Multiplayer niye yok?
DOOM 2016’da arcade tipte, eskileri hatırlatan bir multiplayer sistemi vardı. Yine de yaratıkları kontrol ettiğimiz, yeni ve heyecan verici detaylar da vardı. DOOM Eternal’da ise bir tarafta yaratıkların, bir tarafta da Slayer’ın kontrol edildiği BattleMode’a yer verilmişti. Bu, daha yenilikçi bir yaklaşımdı ama çok da oynanmadığını düşünüyorum. Öte yandan Eternal için Invasion modu da planlanıyordu. Yani herhangi bir oyuncunun senaryo modu deneyimine musallat olabilecektik. Ama bu modu muhtemelen vakitsizlik sebebiyle yetiştiremediler ve mod yapımcılarına pasladılar. Dolayısıyla…

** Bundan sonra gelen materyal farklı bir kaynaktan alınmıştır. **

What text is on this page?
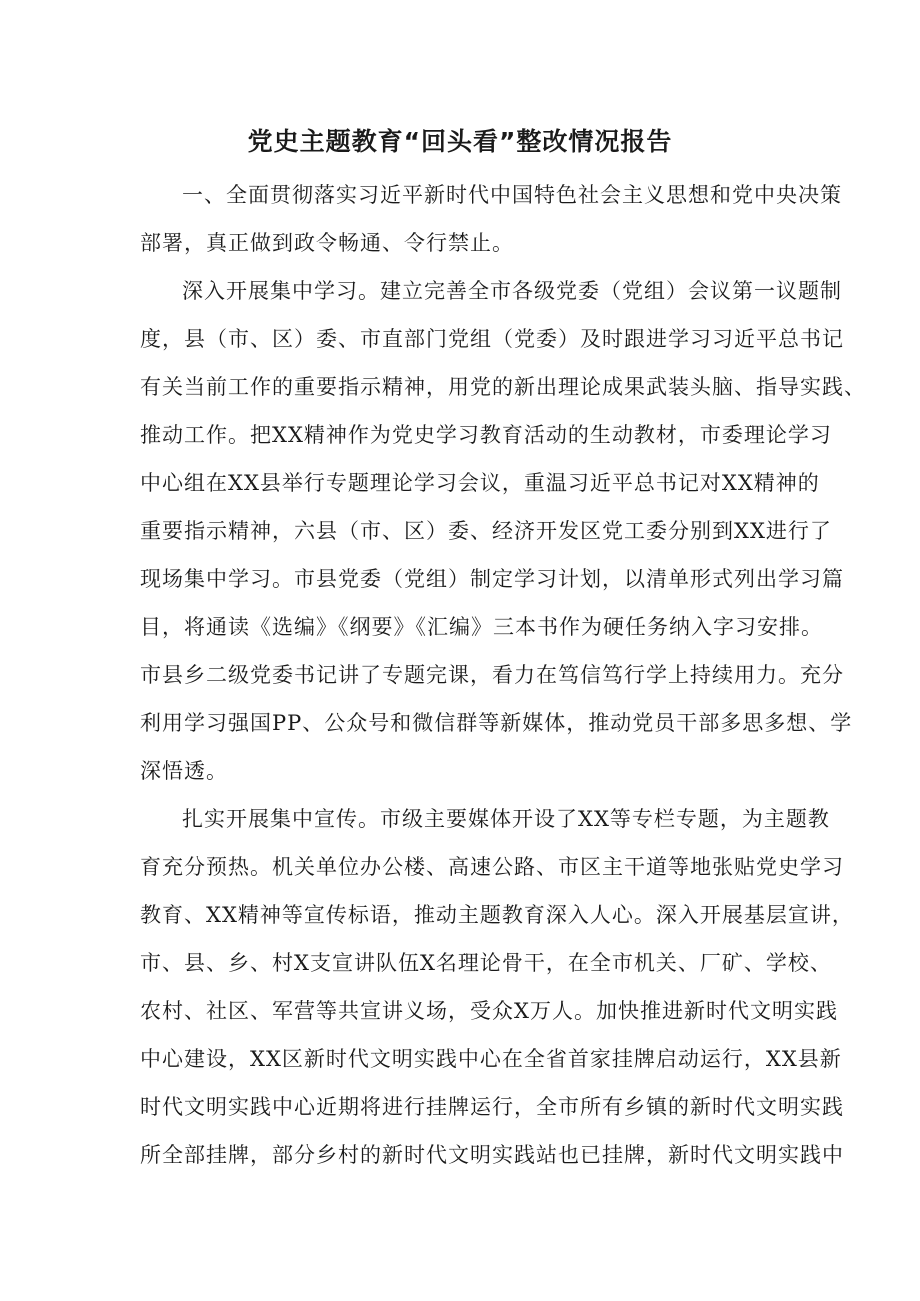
党史主题教育“回头看”整改情况报告

一、全面贯彻落实习近平新时代中国特色社会主义思想和党中央决策

部署，真正做到政令畅通、令行禁止。

深入开展集中学习。建立完善全市各级党委（党组）会议第一议题制

度，县（市、区）委、市直部门党组（党委）及时跟进学习习近平总书记

有关当前工作的重要指示精神，用党的新出理论成果武装头脑、指导实践、

推动工作。把XX精神作为党史学习教育活动的生动教材，市委理论学习

中心组在XX县举行专题理论学习会议，重温习近平总书记对XX精神的

重要指示精神，六县（市、区）委、经济开发区党工委分别到XX进行了

现场集中学习。市县党委（党组）制定学习计划，以清单形式列出学习篇

目，将通读《选编》《纲要》《汇编》三本书作为硬任务纳入字习安排。

市县乡二级党委书记讲了专题完课，看力在笃信笃行学上持续用力。充分

利用学习强国PP、公众号和微信群等新媒体，推动党员干部多思多想、学

深悟透。

扎实开展集中宣传。市级主要媒体开设了XX等专栏专题，为主题教

育充分预热。机关单位办公楼、高速公路、市区主干道等地张贴党史学习

教育、XX精神等宣传标语，推动主题教育深入人心。深入开展基层宣讲，

市、县、乡、村X支宣讲队伍X名理论骨干，在全市机关、厂矿、学校、

农村、社区、军营等共宣讲义场，受众X万人。加快推进新时代文明实践

中心建设，XX区新时代文明实践中心在全省首家挂牌启动运行，XX县新

时代文明实践中心近期将进行挂牌运行，全市所有乡镇的新时代文明实践

所全部挂牌，部分乡村的新时代文明实践站也已挂牌，新时代文明实践中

Son DOOM oyunlarında, multiplayer tarafın çok da popüler olmadığını söyleyebiliriz. Böylece yapımcılar, zamanı daha verimli kullanabilmek için tamamen single player deneyime odaklı hareket etmeye karar verdi bu kez. Hem Hugo Martin, Mecha kontrolü ve ejderha sürme gibi unsurlara da çok vakit ayırdıklarını belirtiyor. Eğer multiplayer modlar da yapılsaydı, muhtemelen daha fazla vakte ihtiyaç olacaktı ve bu da oyunun ertelenmesine yol açabilirdi. Bilmeyenler için id Software, geçmişten günümüze “ufak bir ekip” kimliğini koruyarak yoluna devam ediyor. Bazı stüdyolar gibi binlerce kişiden değil, sadece 300 civarı kişiden oluşan bir ekip.
“10 senedir modern DOOM oyunları yapıyoruz ve her oyunda dahası için çalışıyoruz.” – Yönetici Yapımcı Marty Stratton.

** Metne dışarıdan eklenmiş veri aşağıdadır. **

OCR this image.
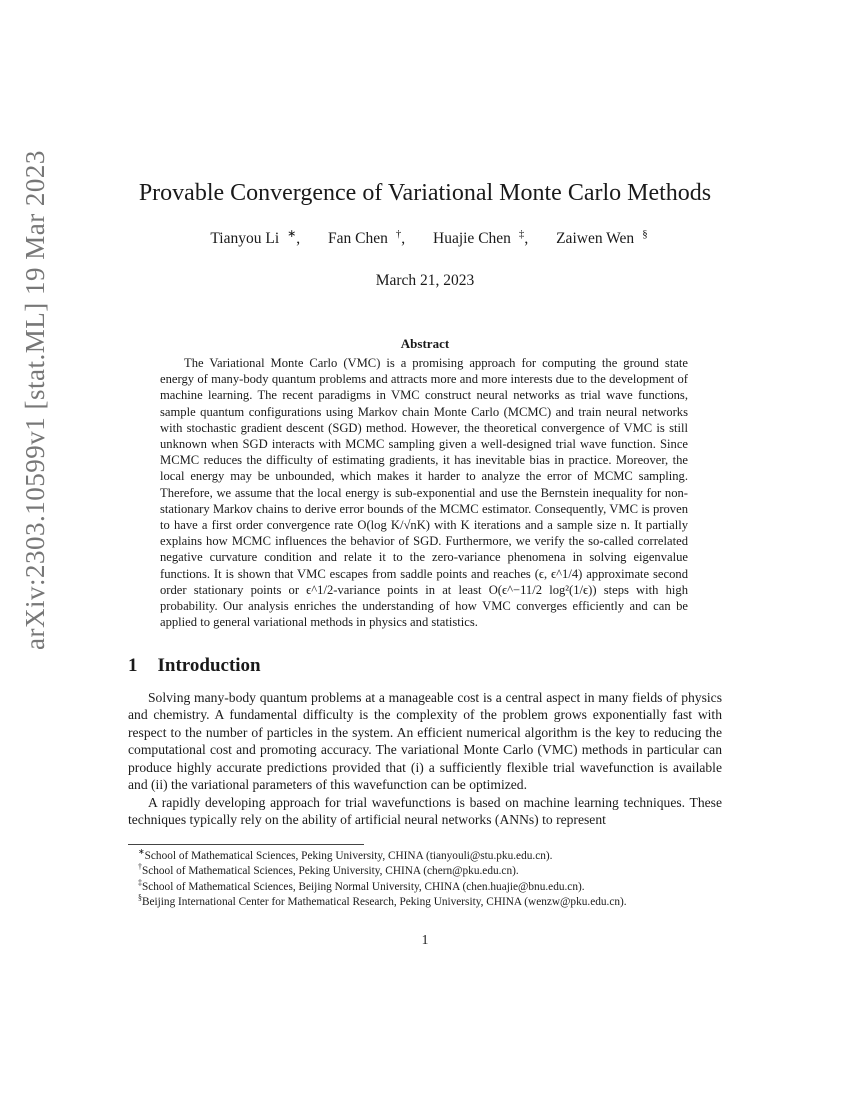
arXiv:2303.10599v1 [stat.ML] 19 Mar 2023	Provable Convergence of Variational Monte Carlo Methods
Tianyou Li ∗, Fan Chen †, Huajie Chen ‡, Zaiwen Wen §
March 21, 2023
Abstract
The Variational Monte Carlo (VMC) is a promising approach for computing the ground state energy of many-body quantum problems and attracts more and more interests due to the development of machine learning. The recent paradigms in VMC construct neural networks as trial wave functions, sample quantum configurations using Markov chain Monte Carlo (MCMC) and train neural networks with stochastic gradient descent (SGD) method. However, the theoretical convergence of VMC is still unknown when SGD interacts with MCMC sampling given a well-designed trial wave function. Since MCMC reduces the difficulty of estimating gradients, it has inevitable bias in practice. Moreover, the local energy may be unbounded, which makes it harder to analyze the error of MCMC sampling. Therefore, we assume that the local energy is sub-exponential and use the Bernstein inequality for non-stationary Markov chains to derive error bounds of the MCMC estimator. Consequently, VMC is proven to have a first order convergence rate O(log K/√nK) with K iterations and a sample size n. It partially explains how MCMC influences the behavior of SGD. Furthermore, we verify the so-called correlated negative curvature condition and relate it to the zero-variance phenomena in solving eigenvalue functions. It is shown that VMC escapes from saddle points and reaches (ϵ, ϵ^1/4) approximate second order stationary points or ϵ^1/2-variance points in at least O(ϵ^−11/2 log²(1/ϵ)) steps with high probability. Our analysis enriches the understanding of how VMC converges efficiently and can be applied to general variational methods in physics and statistics.
1 Introduction
Solving many-body quantum problems at a manageable cost is a central aspect in many fields of physics and chemistry. A fundamental difficulty is the complexity of the problem grows exponentially fast with respect to the number of particles in the system. An efficient numerical algorithm is the key to reducing the computational cost and promoting accuracy. The variational Monte Carlo (VMC) methods in particular can produce highly accurate predictions provided that (i) a sufficiently flexible trial wavefunction is available and (ii) the variational parameters of this wavefunction can be optimized.
A rapidly developing approach for trial wavefunctions is based on machine learning techniques. These techniques typically rely on the ability of artificial neural networks (ANNs) to represent
∗School of Mathematical Sciences, Peking University, CHINA (tianyouli@stu.pku.edu.cn).
†School of Mathematical Sciences, Peking University, CHINA (chern@pku.edu.cn).
‡School of Mathematical Sciences, Beijing Normal University, CHINA (chen.huajie@bnu.edu.cn).
§Beijing International Center for Mathematical Research, Peking University, CHINA (wenzw@pku.edu.cn).
1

Her oyunda dahası için hareket etmek, zaten en başından beri id Software’ın benimsediği bir felsefeydi. Dolayısıyla bunun devam ettiğini görmek güzel. Oyun Yönetmeni Hugo Martin de “Şimdiye kadar yapılmış en iyi id Software oyununu ortaya çıkarma” amacıyla hareket ettiklerini ekliyor.

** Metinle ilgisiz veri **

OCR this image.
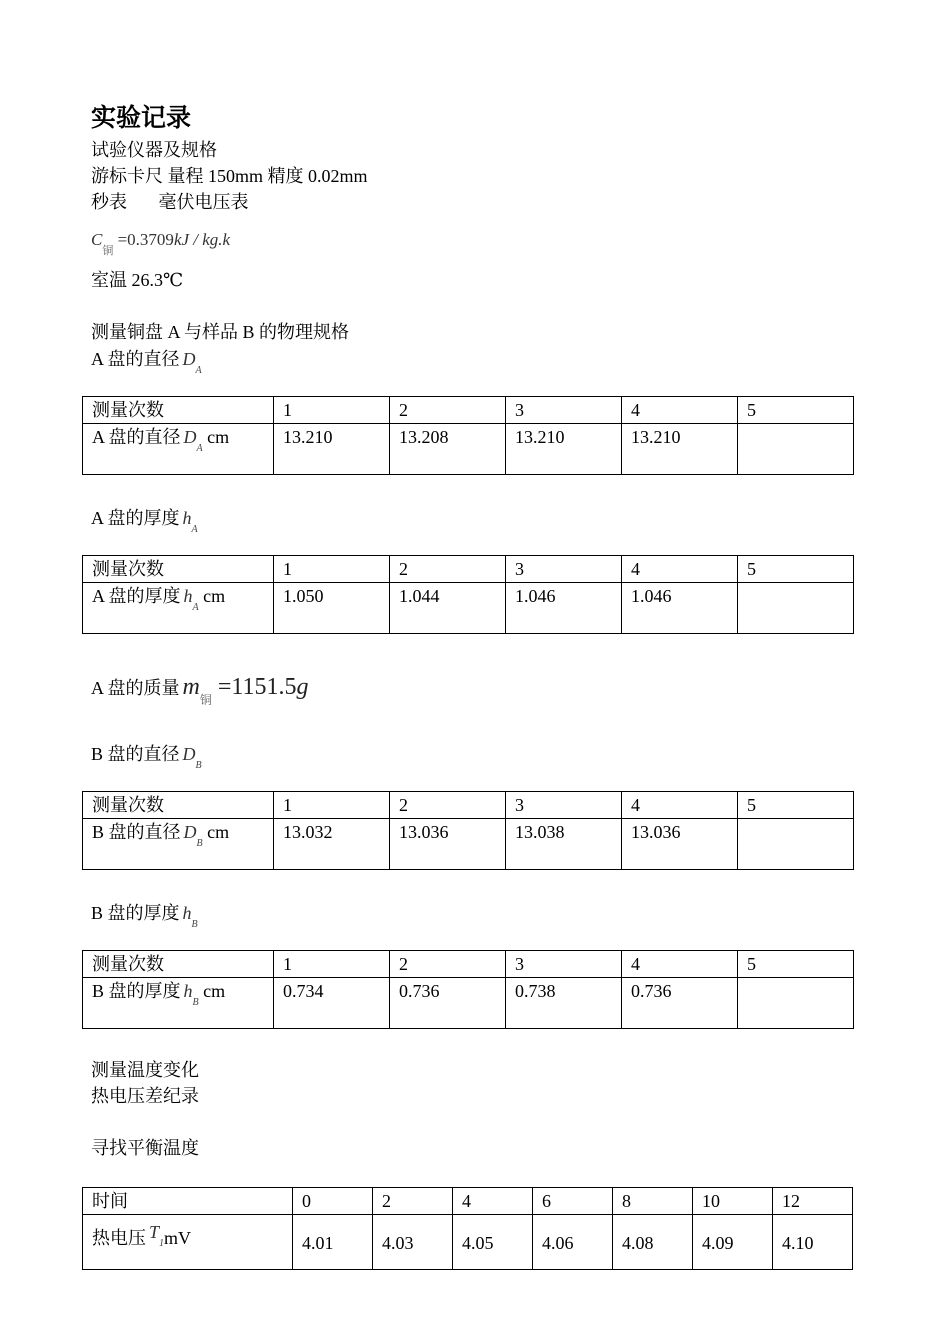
实验记录
试验仪器及规格
游标卡尺 量程 150mm 精度 0.02mm
秒表       毫伏电压表
$C_铜 =0.3709kJ / kg.k$
室温 26.3℃
测量铜盘 A 与样品 B 的物理规格
A 盘的直径 $D_A$
测量次数	1	2	3	4	5
A 盘的直径 $D_A$ cm	13.210	13.208	13.210	13.210	
A 盘的厚度 $h_A$
测量次数	1	2	3	4	5
A 盘的厚度 $h_A$ cm	1.050	1.044	1.046	1.046	
A 盘的质量 $m_铜 =1151.5g$
B 盘的直径 $D_B$
测量次数	1	2	3	4	5
B 盘的直径 $D_B$ cm	13.032	13.036	13.038	13.036	
B 盘的厚度 $h_B$
测量次数	1	2	3	4	5
B 盘的厚度 $h_B$ cm	0.734	0.736	0.738	0.736	
测量温度变化
热电压差纪录
寻找平衡温度
时间	0	2	4	6	8	10	12
热电压 T1mV	4.01	4.03	4.05	4.06	4.08	4.09	4.10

DOOM The Dark Ages, gişe rekoru kırma amacıyla hazırlanan ve yaz aylarında vizyona giren Hollywood aksiyon filmi gibi bir şey. Görünüşe göre güzel bir ilgiyle karşılaşması da zor olmayacak. Oyunun 15 Mayıs itibarıyla satışa sunulacağını, ön sipariş veren oyuncuların ise 13 Mayıs itibarıyla oynama imkânına sahip olabileceğini hatırlatalım.